Hope you can understand what I want ;-)
UPDATE
Thanks so far.
If I use itertools.chain(*adymlist) and max(flatlist, key=lambda x: x[1])
I will get an exception like : max_word = max(flatlist, key=lambda x: x[1])
TypeError: 'int' object is unsubscriptable
BUT If I use itertools.chain(adymlist) it works fine. But I dont know how to summate all integers from each Tuple of the List. I need your help to figure it out.
Otherwise I wrote a workaround for itertools.chain(*adymlist) to get the sum of all integers and the highest integer in that list.

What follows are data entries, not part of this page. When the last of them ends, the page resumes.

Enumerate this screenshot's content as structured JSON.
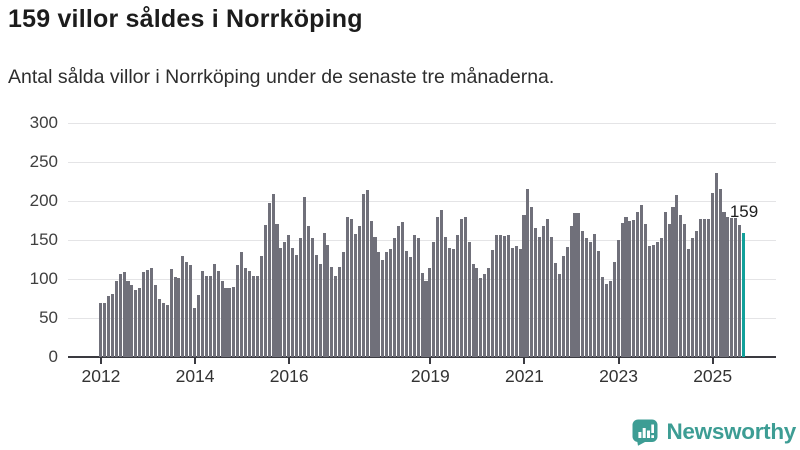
{
  "header": {
    "title": "159 villor såldes i Norrköping",
    "subtitle": "Antal sålda villor i Norrköping under de senaste tre månaderna."
  },
  "chart_data": {
    "type": "bar",
    "title": "159 villor såldes i Norrköping",
    "xlabel": "",
    "ylabel": "",
    "x_start": "2012-01",
    "x_end": "2025-09",
    "x_frequency": "monthly",
    "values": [
      69,
      69,
      78,
      81,
      97,
      106,
      109,
      97,
      92,
      86,
      88,
      109,
      111,
      114,
      92,
      75,
      69,
      67,
      113,
      103,
      101,
      130,
      122,
      118,
      63,
      80,
      110,
      104,
      104,
      119,
      110,
      97,
      88,
      88,
      90,
      118,
      135,
      114,
      110,
      104,
      104,
      130,
      169,
      197,
      209,
      171,
      140,
      147,
      157,
      140,
      131,
      152,
      205,
      168,
      152,
      131,
      119,
      159,
      144,
      116,
      104,
      116,
      135,
      180,
      177,
      158,
      168,
      209,
      214,
      174,
      154,
      134,
      124,
      135,
      139,
      152,
      168,
      173,
      136,
      128,
      156,
      152,
      108,
      97,
      114,
      147,
      179,
      189,
      154,
      140,
      139,
      157,
      177,
      180,
      147,
      119,
      114,
      101,
      107,
      114,
      137,
      156,
      157,
      155,
      157,
      140,
      142,
      139,
      182,
      216,
      192,
      165,
      154,
      168,
      177,
      154,
      120,
      107,
      130,
      141,
      168,
      185,
      185,
      161,
      152,
      148,
      158,
      136,
      103,
      93,
      97,
      122,
      150,
      172,
      179,
      174,
      176,
      186,
      195,
      171,
      142,
      144,
      148,
      152,
      186,
      171,
      192,
      208,
      182,
      171,
      138,
      152,
      161,
      177,
      177,
      177,
      210,
      236,
      216,
      186,
      180,
      178,
      178,
      169,
      159
    ],
    "ylim": [
      0,
      300
    ],
    "yticks": [
      0,
      50,
      100,
      150,
      200,
      250,
      300
    ],
    "xtick_years": [
      2012,
      2014,
      2016,
      2019,
      2021,
      2023,
      2025
    ],
    "grid": "horizontal",
    "legend": "none",
    "bar_color": "#70707A",
    "highlight_color": "#12A09A",
    "highlight_index": 164,
    "annotation": {
      "text": "159",
      "value": 159
    }
  },
  "branding": {
    "name": "Newsworthy",
    "color": "#3D9D94"
  }
}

chain = itertools.chain(*adymlist)
flatlist = list(chain)
# flatlist = string, integer, string, integer, ...
max_count = max(flatlist[1:len(flatlist):2])
total_count = sum(flatlist[1:len(flatlist):2])
# index of highest integer
idx = flatlist.index(next((n for n in flatlist if n == max_count)))
max_keyword = flatlist[idx-1]
It still does what I want, but isn't it to dirty?
To clarify, looks like you've got a list of lists of tuples. It doesn't look like we care about what list they are in, so we can simplify this to two steps
Flatten the list of lists to a list of tuples
Find the max value
The first part can be accomplished via itertools.chain (see e.g., Flattening a shallow list in Python)
The second can be solved through max, you have the right idea, but you should be passing in a function rather than the type you want. This function needs to return the value you've keyed on, in this case ,the second part of the tuple
max(flatlist, key=lambda x: x[1])
Correction
I re-read your question - are you looking for the max value in each sub-list? If this is the case, then only the second part is applicable. Simply iterate over your list for each list
A bit more pythonic than what you currently have would like
output = []
for lst in lists:
output.append( max(flatlist, key=lambda x: x[1]) )
or
map(lambda x: max(x, key=lambda y: y[1]) , lists)
As spintheblack says, you have a list of lists of tuples. I presume you are looking for the highest integer value of all tuples.
You can iterate over the outer list, then over the list of tuples tuples like this:
max_so_far = 0
for list in adymlist:
for t in list:
if t[1] > max_so_far:
max_so_far = t[1]
print max_so_far
This is a little bit more verbose but might be easier to understand.